There was an attempted slave revolt on the North Shore in 1690 which involved a Black man called James who was enslaved by Richard Dole. On the site of the Dole-Little House, in late May of 1690, James escaped from the household of Richard Dole in pursuit of his freedom. James brought with him all of his clothing and a gun with powder and bullets. James was captured after trying to run away and, when questioned, revealed that he was going to join two white men named Isaac Morrill and George Major with whom he was planning to organize all the enslaved African and Indigenous people in the region to revolt and free themselves from the English. While history did not record the legal outcome of this attempted revolt, it does show that the site on which Dole-Little House sits was a significant site of enslavement in Newbury.

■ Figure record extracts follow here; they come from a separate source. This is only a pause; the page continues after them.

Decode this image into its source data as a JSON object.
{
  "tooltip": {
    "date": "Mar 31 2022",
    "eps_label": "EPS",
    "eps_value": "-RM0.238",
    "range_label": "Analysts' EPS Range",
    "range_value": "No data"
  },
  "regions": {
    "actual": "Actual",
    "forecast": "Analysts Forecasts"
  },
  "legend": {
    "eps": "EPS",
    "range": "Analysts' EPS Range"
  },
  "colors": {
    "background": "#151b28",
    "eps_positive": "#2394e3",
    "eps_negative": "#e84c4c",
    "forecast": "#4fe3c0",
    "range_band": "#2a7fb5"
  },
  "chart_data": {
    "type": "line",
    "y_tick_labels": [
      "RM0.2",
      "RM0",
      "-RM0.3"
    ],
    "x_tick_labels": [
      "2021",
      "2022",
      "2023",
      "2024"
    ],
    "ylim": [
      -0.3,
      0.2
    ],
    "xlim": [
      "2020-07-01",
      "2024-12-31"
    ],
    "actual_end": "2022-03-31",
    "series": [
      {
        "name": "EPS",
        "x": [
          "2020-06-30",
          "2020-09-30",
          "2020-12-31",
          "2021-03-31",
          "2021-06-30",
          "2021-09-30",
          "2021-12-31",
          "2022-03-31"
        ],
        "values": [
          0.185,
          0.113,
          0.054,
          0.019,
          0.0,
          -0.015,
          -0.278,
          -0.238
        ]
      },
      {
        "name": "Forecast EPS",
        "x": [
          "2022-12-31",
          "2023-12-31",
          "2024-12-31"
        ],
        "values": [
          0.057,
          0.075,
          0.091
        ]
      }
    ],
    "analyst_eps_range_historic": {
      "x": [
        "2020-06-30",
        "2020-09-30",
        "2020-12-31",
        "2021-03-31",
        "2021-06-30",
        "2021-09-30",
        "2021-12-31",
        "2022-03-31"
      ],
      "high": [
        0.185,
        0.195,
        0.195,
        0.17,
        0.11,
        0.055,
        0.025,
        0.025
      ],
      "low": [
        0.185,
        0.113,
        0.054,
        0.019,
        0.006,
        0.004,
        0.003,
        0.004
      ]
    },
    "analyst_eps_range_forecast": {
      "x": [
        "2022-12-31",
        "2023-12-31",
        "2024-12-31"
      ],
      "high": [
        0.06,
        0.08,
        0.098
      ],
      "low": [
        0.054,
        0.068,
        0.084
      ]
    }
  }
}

Built around 1715 with materials salvaged from an earlier structure, Dole-Little House was a two-room house of a center-chimney hall/parlor plan. It was built on land and with wealth accumulated by the first Richard Dole (1622-1705) through real estate transactions and the labor of enslaved people. The 1715 date coincides with William Dole gaining a lease to run the ferry to cross the Parker River, but it may have been constructed a few years later for William’s son Richard. He was born December 31, 1689, and married Sarah Emery in 1719, with whom he had ten children.
The house was built on a two-room, central-chimney plan with a small kitchen shed at the rear. This shed has since been replaced with a larger lean-to. Decorative carpentry and finish include chamfered edges, molded sheathing (especially in the great hall and parlor), and possibly original stair balusters.
He The house and property were then passed down through six generations of the Dole family. In 1878, Nathaniel Dole sold the property to Francis Little. The next known sale was in 1948 to Eleanor Dole Fillmore.
Dole-Little House was acquired by Florence Evans Bushee in 1951. Bushee was a Newbury resident who owned property near the Lower Green and had a preservationist mind-set. Along with Dole-Little, she purchased and protected several important seventeenth-century houses in Essex County as well as donating hundreds of acres of land to conservation local organizations.
Bushee hired Roy W. Baker, a restoration contractor, to work on Dole-Little House. He restored the building in 1955 to reflect the then-presumed original period of 1670s. Later research dates the house more accurately to the first quarter of the eighteenth century. Baker discovered that new mortise and tenon joints and various other changes had been added to many of the salvaged framing members to allow them to conform to the plan of the house. During restoration efforts, the lean-to was removed and reconstructed with new timbers, and a small-paned sash from the front of the house was reinstalled in the lean-to. The paneling from one chamber was removed and reinstalled as an exhibition room at the National Museum of History and Technology in Washington, D.C. A copied version was reinstalled in the chamber. The stair balusters, removed by Baker in 1955, are now on display in the house.
The property is architecturally and historically significant in large part for its restoration story. When restored in the 1950s, the philosophy was to restore to the “original” date at the expense of historical accretions and clues to the past. These preservation philosophies have drastically changed over the intervening decades, in part because of stories like that of Dole-Little House. Now all eras of occupation and ownership are considered essential to the fabric and history of a house and careful documentation is a top priority in preservation.